To our surprise again (but perhaps it shouldn’t be by now), it passed with flying colors. It even answered our questions by using the term ‘kicks in’ – presumably to continue the same conversational tone. Very impressive.
Conclusions:
When AI actually ‘works,’ it really does have the capacity to blow your socks off.
Perhaps TLNT is late to the party around what AI can do, and maybe this may not impress those who are more used to what conversational AI can do.
But the successful marriage of this with complex global employment law does feel like a breakthrough. The fact answers are given to questions as they would naturally be asked, really does feel like anyone can get the sort of information they need, without first having to think about how they need to craft the question in the first place. They just need to type what first comes to their mind.
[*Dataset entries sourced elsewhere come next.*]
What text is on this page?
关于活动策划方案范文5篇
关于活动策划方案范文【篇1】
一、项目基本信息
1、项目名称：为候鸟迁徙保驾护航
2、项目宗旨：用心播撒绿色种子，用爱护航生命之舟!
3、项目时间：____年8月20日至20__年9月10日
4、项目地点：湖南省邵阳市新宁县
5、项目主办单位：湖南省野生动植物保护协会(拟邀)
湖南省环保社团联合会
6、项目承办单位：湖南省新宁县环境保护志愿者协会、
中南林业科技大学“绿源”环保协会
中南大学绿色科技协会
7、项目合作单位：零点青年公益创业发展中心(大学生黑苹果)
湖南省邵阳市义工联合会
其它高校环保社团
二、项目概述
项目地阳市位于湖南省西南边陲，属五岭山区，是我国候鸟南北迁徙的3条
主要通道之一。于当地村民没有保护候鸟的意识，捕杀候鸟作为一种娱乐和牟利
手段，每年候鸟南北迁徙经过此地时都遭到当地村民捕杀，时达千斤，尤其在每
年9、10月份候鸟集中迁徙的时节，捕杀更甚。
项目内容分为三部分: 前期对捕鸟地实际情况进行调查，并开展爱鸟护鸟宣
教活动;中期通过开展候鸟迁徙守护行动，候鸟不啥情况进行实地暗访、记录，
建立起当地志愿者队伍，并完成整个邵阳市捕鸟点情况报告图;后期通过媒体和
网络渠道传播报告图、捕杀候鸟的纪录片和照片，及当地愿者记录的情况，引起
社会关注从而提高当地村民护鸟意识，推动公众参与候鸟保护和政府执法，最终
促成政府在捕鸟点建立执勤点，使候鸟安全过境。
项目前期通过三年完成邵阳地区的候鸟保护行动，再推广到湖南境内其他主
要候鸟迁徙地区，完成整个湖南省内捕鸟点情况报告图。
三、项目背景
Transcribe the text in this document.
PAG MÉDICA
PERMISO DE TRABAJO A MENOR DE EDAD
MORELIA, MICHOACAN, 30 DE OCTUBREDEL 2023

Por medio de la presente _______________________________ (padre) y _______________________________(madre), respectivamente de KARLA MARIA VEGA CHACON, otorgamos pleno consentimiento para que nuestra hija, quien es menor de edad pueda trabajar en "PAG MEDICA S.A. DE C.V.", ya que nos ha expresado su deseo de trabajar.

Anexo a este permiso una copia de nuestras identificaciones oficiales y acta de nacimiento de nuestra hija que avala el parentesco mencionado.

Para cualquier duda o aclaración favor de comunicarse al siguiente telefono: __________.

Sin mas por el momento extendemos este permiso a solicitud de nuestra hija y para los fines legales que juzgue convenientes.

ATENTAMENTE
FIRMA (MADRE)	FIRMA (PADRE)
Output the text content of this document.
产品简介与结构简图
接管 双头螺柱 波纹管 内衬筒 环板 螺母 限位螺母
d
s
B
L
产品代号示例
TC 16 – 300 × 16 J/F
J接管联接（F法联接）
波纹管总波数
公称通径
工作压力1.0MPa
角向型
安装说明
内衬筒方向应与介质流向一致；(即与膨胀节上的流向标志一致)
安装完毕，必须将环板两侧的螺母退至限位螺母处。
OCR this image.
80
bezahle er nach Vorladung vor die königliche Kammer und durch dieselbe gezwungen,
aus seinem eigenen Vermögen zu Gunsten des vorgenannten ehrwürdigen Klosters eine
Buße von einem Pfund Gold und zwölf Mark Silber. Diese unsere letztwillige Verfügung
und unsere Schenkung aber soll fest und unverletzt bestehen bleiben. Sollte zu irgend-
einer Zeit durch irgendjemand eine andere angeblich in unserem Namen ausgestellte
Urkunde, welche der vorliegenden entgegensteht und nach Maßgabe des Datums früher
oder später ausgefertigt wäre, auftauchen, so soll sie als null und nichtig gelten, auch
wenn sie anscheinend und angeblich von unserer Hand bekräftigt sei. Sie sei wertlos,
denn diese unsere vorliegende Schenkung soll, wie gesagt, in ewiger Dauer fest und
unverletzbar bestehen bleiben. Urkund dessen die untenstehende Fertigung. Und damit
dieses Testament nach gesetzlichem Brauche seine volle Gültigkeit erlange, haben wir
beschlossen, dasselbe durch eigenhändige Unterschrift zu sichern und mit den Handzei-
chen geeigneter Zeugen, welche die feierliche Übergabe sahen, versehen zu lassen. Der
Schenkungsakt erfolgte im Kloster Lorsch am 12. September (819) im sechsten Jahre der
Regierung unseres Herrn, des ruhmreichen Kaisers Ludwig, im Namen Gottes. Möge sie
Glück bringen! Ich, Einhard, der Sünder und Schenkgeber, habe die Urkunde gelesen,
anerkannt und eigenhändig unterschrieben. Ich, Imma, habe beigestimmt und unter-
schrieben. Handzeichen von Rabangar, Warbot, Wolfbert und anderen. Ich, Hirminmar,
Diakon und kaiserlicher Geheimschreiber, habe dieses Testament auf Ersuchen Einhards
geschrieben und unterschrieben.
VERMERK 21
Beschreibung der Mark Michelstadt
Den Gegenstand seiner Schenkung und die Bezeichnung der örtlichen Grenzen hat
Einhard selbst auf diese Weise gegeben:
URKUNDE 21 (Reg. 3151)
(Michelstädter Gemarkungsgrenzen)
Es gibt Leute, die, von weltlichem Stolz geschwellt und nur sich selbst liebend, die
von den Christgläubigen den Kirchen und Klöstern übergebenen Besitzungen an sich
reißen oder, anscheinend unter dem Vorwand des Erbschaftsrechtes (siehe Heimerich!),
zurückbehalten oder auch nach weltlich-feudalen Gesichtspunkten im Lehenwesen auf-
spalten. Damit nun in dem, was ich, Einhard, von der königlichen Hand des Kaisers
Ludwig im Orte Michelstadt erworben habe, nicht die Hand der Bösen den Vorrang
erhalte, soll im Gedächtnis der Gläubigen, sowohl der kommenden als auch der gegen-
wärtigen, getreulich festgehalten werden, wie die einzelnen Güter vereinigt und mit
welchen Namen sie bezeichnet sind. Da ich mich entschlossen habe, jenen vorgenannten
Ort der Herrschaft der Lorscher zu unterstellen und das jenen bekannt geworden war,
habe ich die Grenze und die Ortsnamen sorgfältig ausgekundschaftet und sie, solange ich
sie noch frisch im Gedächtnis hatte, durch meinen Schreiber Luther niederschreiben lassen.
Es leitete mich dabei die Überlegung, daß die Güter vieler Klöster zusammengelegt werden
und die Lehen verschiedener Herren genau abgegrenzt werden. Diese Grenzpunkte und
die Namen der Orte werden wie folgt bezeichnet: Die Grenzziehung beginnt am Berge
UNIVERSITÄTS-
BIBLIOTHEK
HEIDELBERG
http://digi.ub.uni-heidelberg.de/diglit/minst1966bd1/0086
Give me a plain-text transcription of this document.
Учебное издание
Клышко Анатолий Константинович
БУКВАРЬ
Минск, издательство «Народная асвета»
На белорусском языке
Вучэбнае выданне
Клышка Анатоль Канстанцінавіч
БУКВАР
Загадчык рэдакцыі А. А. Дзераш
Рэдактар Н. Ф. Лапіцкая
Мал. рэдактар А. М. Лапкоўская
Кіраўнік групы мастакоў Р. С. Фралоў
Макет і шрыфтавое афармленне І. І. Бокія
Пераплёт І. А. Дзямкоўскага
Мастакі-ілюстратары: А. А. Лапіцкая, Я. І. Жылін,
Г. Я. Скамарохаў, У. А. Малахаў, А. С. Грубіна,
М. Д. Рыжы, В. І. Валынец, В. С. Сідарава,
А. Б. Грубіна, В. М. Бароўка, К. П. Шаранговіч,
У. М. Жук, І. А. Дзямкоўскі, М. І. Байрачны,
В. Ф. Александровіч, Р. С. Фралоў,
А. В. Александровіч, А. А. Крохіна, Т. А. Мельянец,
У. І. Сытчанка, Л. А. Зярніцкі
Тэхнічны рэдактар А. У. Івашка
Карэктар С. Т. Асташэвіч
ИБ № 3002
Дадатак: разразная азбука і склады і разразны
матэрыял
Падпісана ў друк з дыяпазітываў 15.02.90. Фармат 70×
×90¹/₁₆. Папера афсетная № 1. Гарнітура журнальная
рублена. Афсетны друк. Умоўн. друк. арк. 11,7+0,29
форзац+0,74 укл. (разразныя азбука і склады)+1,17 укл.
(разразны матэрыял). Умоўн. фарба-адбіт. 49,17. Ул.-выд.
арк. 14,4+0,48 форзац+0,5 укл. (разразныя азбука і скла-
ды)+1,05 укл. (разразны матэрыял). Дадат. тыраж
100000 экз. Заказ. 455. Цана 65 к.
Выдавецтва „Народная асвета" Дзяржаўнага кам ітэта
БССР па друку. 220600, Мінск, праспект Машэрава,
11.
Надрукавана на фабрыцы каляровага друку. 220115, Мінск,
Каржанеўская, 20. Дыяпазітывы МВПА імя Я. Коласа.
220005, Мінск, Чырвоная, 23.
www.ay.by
It’s worth noting that we did ask it some questions where an answer couldn’t be given. (Here the option was given to talk to one of their people direct). However, this was more, explained McCormick due to the content the AI was mining not holding this information, rather than it not being able to find it. Had the information been there to mine, it would have retrieved it, and crafted an appropriate response to the question.
So yes, this does mean the tool’s performance is pegged against the amount of information that the AI is being asked to trawl.
But the beauty of the AI, is that as Oyster updates its own resources, there’s no need to create new information ‘trees’ and relationship links that would previously have had to happen in the past. The AI will just automatically find the new information if a questioned pertaining to it is asked.
According to McCormick, clients currently testing it are also blown away with how it can handle natural language requests, and he reports that popular questions tend to be around understanding variations in time off/leave, notice periods and pensions/salary contributions between different countries.
“Clients using it are able to get the reassurance they need that if there are any weird rules they don’t know about, they are highlighted, and more research can be done,” he says.
One interesting other observation, adds McCormick is that the AI helps grow people’s confidence. “Clients aren’t embarrassed about asking the AI a question. It’s non-judgemental, and doesn’t make people feel foolish for asking a question,” he observes. “I think people can still often feel ashamed about revealing they may not knowing something if they have to ask a human!”